Charles Dickens. Oscar Wilde. Jane Austen. P.G. Wodehouse.
“I’d love to know which of your other characters are reworkings. “
Daphne Pembroke in MR. IMPOSSIBLE was a response to Dorothea in MIDDLEMARCH. What happens is, I look at these characters and play the What If game. Like, What if Dorothea had had a real education instead of her “toybox” one? What if she’d had a brother who believed in her? What could she have accomplished, in spite of her horrible marriage? And what if she’d met a man who accepted and appreciated her exactly as she was?
Lady Dedlock of BLEAK HOUSE was a Victorian character, viewed through middle-class eyes. But in fact, she would have been a young woman about the time of my heroine. So I asked, What if we looked at her through Regency eyes? What if she came from a family much higher on the social scale? What if that family was completely different? What if she met a man who truly was a soulmate?
These are the two characters who were clearly re-workings for me: I consciously examined the fictional character, decided what aggravated me the most about her, and created my alternate universe. The original characters are, basically, the spark to get that What If creative machine going. In other cases, it’s more a matter of coming across a historic personage and using him/her as the spark. And then there are the characters who simply come from regions of the imagination. If they are a response to something I’ve read or seen, that source is buried somewhere in my subconscious.
Thank you, Loretta!
You can see more with Loretta at the Word Wenches blog.
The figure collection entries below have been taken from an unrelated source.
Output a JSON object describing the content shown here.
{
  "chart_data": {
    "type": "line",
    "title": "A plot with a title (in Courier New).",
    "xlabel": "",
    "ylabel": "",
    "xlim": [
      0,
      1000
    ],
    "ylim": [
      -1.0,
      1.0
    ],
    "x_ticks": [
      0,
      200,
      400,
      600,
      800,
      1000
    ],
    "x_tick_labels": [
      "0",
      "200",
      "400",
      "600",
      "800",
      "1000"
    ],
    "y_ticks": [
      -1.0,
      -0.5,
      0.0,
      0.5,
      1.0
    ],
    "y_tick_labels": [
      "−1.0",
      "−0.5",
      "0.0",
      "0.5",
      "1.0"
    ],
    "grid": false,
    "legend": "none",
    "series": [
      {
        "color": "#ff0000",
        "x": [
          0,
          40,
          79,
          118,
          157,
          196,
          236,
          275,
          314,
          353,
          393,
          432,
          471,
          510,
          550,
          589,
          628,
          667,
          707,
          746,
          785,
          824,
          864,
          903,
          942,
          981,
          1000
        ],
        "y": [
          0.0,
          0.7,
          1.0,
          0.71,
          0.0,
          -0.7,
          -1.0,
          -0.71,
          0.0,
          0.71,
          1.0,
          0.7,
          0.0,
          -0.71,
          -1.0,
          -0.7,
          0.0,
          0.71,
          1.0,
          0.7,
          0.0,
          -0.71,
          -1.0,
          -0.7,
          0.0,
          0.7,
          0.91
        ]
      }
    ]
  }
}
Wow — fascinating, Loretta! Thanks for answering all those questions.
Now I just have to go read Middlemarch. 🙂
Loretta, thanks so much for returning here to reply to our questions.
I just read on the Wenches blog that you might possibly be going to Venice this fall. How lovely! Do write and tell us whether you were able to spot any gondola with that small black cabin.
Cara, it took me years to get to MIDDLEMARCH because of having to read SILAS MARNER in middle school or high school–and having it all go over my adolescent head. So I was bored, and thought George Eliot was a boring writer. But she’s wonderful–sharp and witty and a keen observer of human nature. But I have to confess, I might never have got back to Eliot if not for the wonderful BBC dramatization of MIDDLEMARCh with Rufus Sewell, who made my little heart go pitty-pat.
Keira, I’ve read that one Venetian gentleman has had a reproduction made of those early gondolas. But the water level has risen so much that it doesn’t fit under all the bridges! Still, if I get there (and it is iffy), I’m hoping to see one somewhere–maybe a museum?
Thanks for answering my questions. I love reading about the history along with the hero and heroine. I think it’s fabulous that you get to go to some of these places. I love to go.
Thanks for directing me to the “Mad Earl,” Loretta. I’ll go find a copy of the anthology.
Also, yes, Rufus Sewell made my heart go pitty-pat in Middlemarch, too. Though it hasn’t yet inspired me to read the book! Have slogged through Silas, though, at far too young an age (thank you, school curriculum).
Looking forward to more wonderful books, and will certainly re-read Lord of Scoundrels in its new cover come December. Marvelous book!
Anne – “The Mad Earl” is well worth seeking out. Instead of the usual short story it seems like a complete book shrunk to fit. So you get all the best bits!